老K衝了過來,扶住搖搖欲墜的陳默。陳默腹部的傷口深可見骨,腸子都流了出來,但他似乎感覺不到疼痛,隻是死死盯著老K,眼神中透著一絲焦急和懇求:“林……林婉……”
“她沒事,在車上。”老K看著陳默那張慘白如紙的臉,眼眶有些發紅,聲音哽咽,“你這家夥,真是個瘋子。”
“我……撐不住了。”陳默感覺自己的意識正在逐漸被黑暗吞噬,左臂的變異正在瘋狂蔓延,那種嗜血的衝動幾乎要徹底吞噬他的理智,“幫我……照顧林婉……”
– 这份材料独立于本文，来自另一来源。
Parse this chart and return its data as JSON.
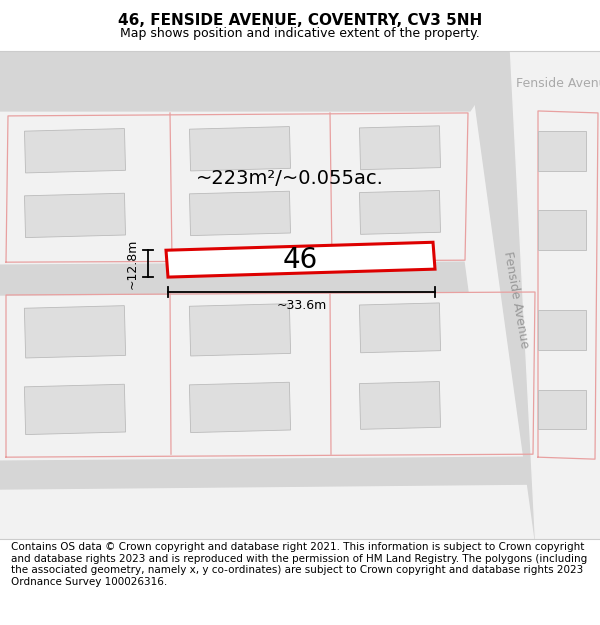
{
  "title": "46, FENSIDE AVENUE, COVENTRY, CV3 5NH",
  "subtitle": "Map shows position and indicative extent of the property.",
  "footer": "Contains OS data © Crown copyright and database right 2021. This information is subject to Crown copyright and database rights 2023 and is reproduced with the permission of HM Land Registry. The polygons (including the associated geometry, namely x, y co-ordinates) are subject to Crown copyright and database rights 2023 Ordnance Survey 100026316.",
  "map_bg": "#f2f2f2",
  "road_color": "#d6d6d6",
  "building_fill": "#dedede",
  "building_edge": "#bbbbbb",
  "plot_line_color": "#dd0000",
  "plot_fill": "#ffffff",
  "dim_color": "#111111",
  "street_label_right": "Fenside Avenue",
  "street_label_top": "Fenside Avenue",
  "area_label": "~223m²/~0.055ac.",
  "width_label": "~33.6m",
  "height_label": "~12.8m",
  "plot_number": "46",
  "title_fontsize": 11,
  "subtitle_fontsize": 9,
  "footer_fontsize": 7.5,
  "pink": "#e8a0a0",
  "white": "#ffffff"
}
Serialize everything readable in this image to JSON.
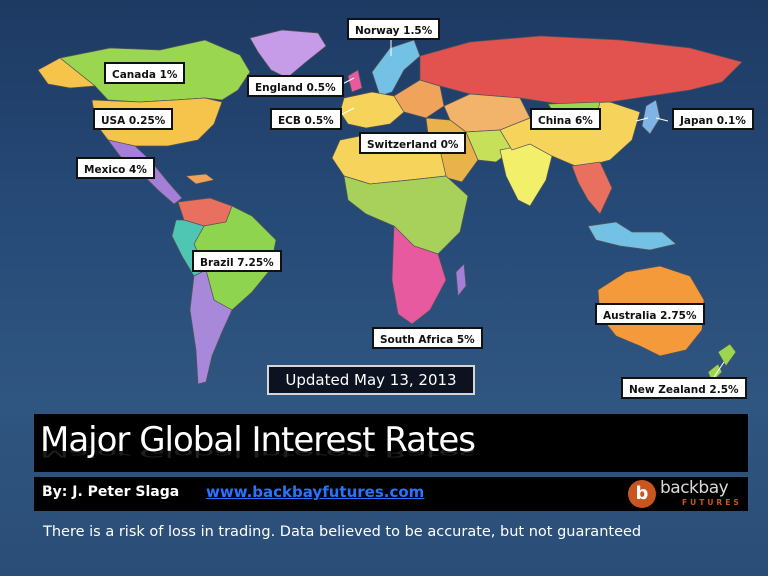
{
  "labels": [
    {
      "id": "norway",
      "text": "Norway 1.5%"
    },
    {
      "id": "canada",
      "text": "Canada 1%"
    },
    {
      "id": "england",
      "text": "England 0.5%"
    },
    {
      "id": "usa",
      "text": "USA 0.25%"
    },
    {
      "id": "ecb",
      "text": "ECB 0.5%"
    },
    {
      "id": "china",
      "text": "China  6%"
    },
    {
      "id": "japan",
      "text": "Japan 0.1%"
    },
    {
      "id": "switzerland",
      "text": "Switzerland  0%"
    },
    {
      "id": "mexico",
      "text": "Mexico  4%"
    },
    {
      "id": "brazil",
      "text": "Brazil  7.25%"
    },
    {
      "id": "australia",
      "text": "Australia  2.75%"
    },
    {
      "id": "south_africa",
      "text": "South Africa  5%"
    },
    {
      "id": "new_zealand",
      "text": "New Zealand  2.5%"
    }
  ],
  "updated": "Updated May 13, 2013",
  "title": "Major Global Interest Rates",
  "byline": {
    "author": "By: J. Peter Slaga",
    "link": "www.backbayfutures.com"
  },
  "logo": {
    "letter": "b",
    "name": "backbay",
    "sub": "FUTURES"
  },
  "disclaimer": "There is a risk of loss in trading. Data believed to be accurate, but not guaranteed",
  "colors": {
    "ocean": "#274b78",
    "russia": "#e2524f",
    "usa": "#f6c44a",
    "canada": "#9ad64f",
    "greenland": "#c69be8",
    "brazil": "#8fd44e",
    "australia": "#f59a3b",
    "china": "#f6d35a",
    "africa": "#a7d15a",
    "logo_orange": "#c9561f"
  }
}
“別廢話!”老K突然從懷裏掏出那個沾滿油汙的U盤,眼神變得無比堅定,甚至帶著一絲視死如歸的決絕,“來不及了,升降梯就在後麵。你帶著林婉下去,那裏有解凍艙和實驗資料。我來斷後。”
“那你呢?”陳默顫抖著伸出手,死死抓住了老K的手腕。
老K咧嘴一笑,露出一口被煙熏黃的牙齒:“我?我是個拾荒者,早就活夠本了。而且……”他指了指陳默那隻正在瘋狂變異、甚至開始長出鱗片的左臂,“這東西需要資料來穩定。U盤裏的東西,或許能救你,也能救她。”
就在這時,通道深處傳來了更多雜亂而沉重的腳步聲,還有金屬碰撞的聲響。顯然,守門人的死驚動了地下的其他守衛。
“沒時間了!”老K猛地站起身,用盡全身力氣將陳默推向那個鏽跡斑斑的升降梯,“快走!別讓我白死!”
陳默看著老K那張滿是油汙和血跡的堅毅臉龐,眼中閃過一絲淚光。他沒有多言,那是對戰友最大的信任。他轉身抱起昏迷不醒的林婉,衝進了升降梯的鐵籠裏,顫抖著按下了向下的按鈕。
“轟——!”
升降梯那厚重的金屬門開始緩緩合攏,發出刺耳的摩擦聲。就在縫隙隻剩下一條細線的瞬間,陳默透過門縫,看到了讓他永生難忘的一幕。
通道的另一端,湧出了數十個身穿黑色防化服、手持重武器的守衛,槍口閃爍著死亡的寒光。
“去你媽的黎明軍團!”
老K站在通道中央,背對著陳默,身影在昏暗的燈光下顯得異常挺拔,像是一座不可逾越的山峰。他沒有絲毫退縮,反而張開雙臂,像是一尊守護神,死死守在升降梯前。
“砰!砰!砰!”
槍聲驟然響起,無數火舌在黑暗中交織成一張死亡之網,子彈打在老K身前的掩體上,濺起一串串火花。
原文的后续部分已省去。